Foxconn selects company with close ties to Walker

MADISON, Wis. (AP) — Foxconn Technology Group has selected a company led by a Republican megadonor with close ties to Gov. Scott Walker to develop the master plan for its massive campus in Wisconsin.

The Taiwan-based electronics giant said it chose Hammes Company to be the lead developer on the $10 billion project that will house a display-screen factory on a campus spread over 2,900 acres. Foxconn could qualify for up to $4.5 billion in state and local taxpayer incentives if it employs 13,000 workers as envisioned.

Hammes is led by Jon Hammes, Walker’s campaign finance chairman for his re-election bid this year.
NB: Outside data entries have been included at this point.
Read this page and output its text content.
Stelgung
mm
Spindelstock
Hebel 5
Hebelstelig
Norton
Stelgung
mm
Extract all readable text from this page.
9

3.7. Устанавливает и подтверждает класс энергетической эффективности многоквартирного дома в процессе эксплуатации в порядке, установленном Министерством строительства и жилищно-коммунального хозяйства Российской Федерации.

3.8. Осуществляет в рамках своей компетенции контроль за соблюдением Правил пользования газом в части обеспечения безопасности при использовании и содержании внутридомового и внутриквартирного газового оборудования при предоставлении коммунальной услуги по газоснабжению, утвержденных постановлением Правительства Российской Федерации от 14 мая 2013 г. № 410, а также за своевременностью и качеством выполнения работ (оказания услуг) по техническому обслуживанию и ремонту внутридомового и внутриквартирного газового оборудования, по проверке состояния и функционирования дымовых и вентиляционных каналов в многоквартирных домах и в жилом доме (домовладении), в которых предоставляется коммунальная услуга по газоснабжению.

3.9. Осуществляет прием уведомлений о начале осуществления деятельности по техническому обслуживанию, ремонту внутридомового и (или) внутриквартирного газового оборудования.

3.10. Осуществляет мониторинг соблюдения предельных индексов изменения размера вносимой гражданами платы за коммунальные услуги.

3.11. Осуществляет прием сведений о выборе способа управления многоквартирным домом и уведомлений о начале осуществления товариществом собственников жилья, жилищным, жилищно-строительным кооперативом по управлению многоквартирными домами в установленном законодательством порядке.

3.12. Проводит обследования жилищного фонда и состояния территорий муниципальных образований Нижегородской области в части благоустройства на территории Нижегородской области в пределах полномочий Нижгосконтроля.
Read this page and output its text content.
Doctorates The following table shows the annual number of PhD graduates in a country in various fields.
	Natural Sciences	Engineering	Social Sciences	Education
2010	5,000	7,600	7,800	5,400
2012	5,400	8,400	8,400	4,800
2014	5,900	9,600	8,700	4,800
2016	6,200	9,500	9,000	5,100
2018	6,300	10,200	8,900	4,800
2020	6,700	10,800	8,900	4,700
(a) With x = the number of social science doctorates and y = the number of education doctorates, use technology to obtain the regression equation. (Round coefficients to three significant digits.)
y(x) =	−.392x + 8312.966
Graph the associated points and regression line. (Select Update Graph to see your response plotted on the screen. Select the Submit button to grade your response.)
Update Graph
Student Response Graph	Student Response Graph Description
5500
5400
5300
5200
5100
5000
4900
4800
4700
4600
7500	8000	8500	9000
Hammes is part owner of the NBA’s Milwaukee Bucks and has given hundreds of thousands of dollars to Republicans and GOP causes over the years.


Driver: Tesla’s Autopilot engaged during crash

SALT LAKE CITY (AP) — The driver of a Tesla electric car that hit a Utah fire department vehicle over the weekend says the car’s semi-autonomous Autopilot mode was engaged at the time of the crash.

Police in the Salt Lake City suburb of South Jordan said the driver also told them in an interview that she was looking at her phone before the accident.

The 28-year-old woman broke her foot when her car hit a fire truck stopped at a red light while going 60 mph.

Tesla co-founder Elon Musk said on Twitter that it was “super messed up” that an incident involving his company was receiving significant attention, while thousands of auto accidents a year are regularly ignored.


Settlement reached in Giants, Manning fraud case

HACKENSACK, N.J. (AP) — Three memorabilia collectors have settled a lawsuit that claimed New York Giants quarterback Eli Manning provided bogus “game-worn” equipment that was sold to unsuspecting collectors.

A trial was set to begin next week in New Jersey.

A spokesman for the defendants, who included Manning, the Giants and the team’s equipment managers, says a confidential settlement was reached on Monday.

Manning and the team had denied the allegations.

An attorney for the plaintiffs confirmed the settlement Monday night.


Mexico’s banking system misplaces $18M to $20M in transfers

MEXICO CITY (AP) — Mexico’s banking system has somehow misplaced between $18 million and $20 million in electronic transfers between banks. It’s the latest in a series of embarrassing breakdowns that have affected debit card purchases and e-payments.

Authorities at Mexico’s central bank and government agencies say they are not sure whether the problem with settlement transactions among banks was the work of outside hackers, insiders or errors.

But in a country where phishing emails and freelance debt collectors often use banks’ logos and letterheads, it is no secret that bank security standards are lax.

Depositors won’t be affected, but the banks themselves could take a hit on the missing money.


Modigliani painting fetches $157 million at auction

NEW YORK (AP) — A 1917 painting by Amedeo Modigliani of a reclining nude woman that was once considered obscene in Paris sold for over $157 million at an auction in Manhattan on Monday.

The painting was the highlight of Sotheby’s “Impressionist & Modern Art” sale featuring Pablo Picasso works spanning seven decades, and paintings by Claude Monet, Edvard Munch and Georgia O’Keeffe.

In the past half-dozen years, prices for Modigliani’s works have soared.

Picasso’s “Le Repos,” an image of his lover and “golden muse,” Marie-Therese Walter, sold for $40 million. It was one of 11 Picasso works that were offered Monday evening.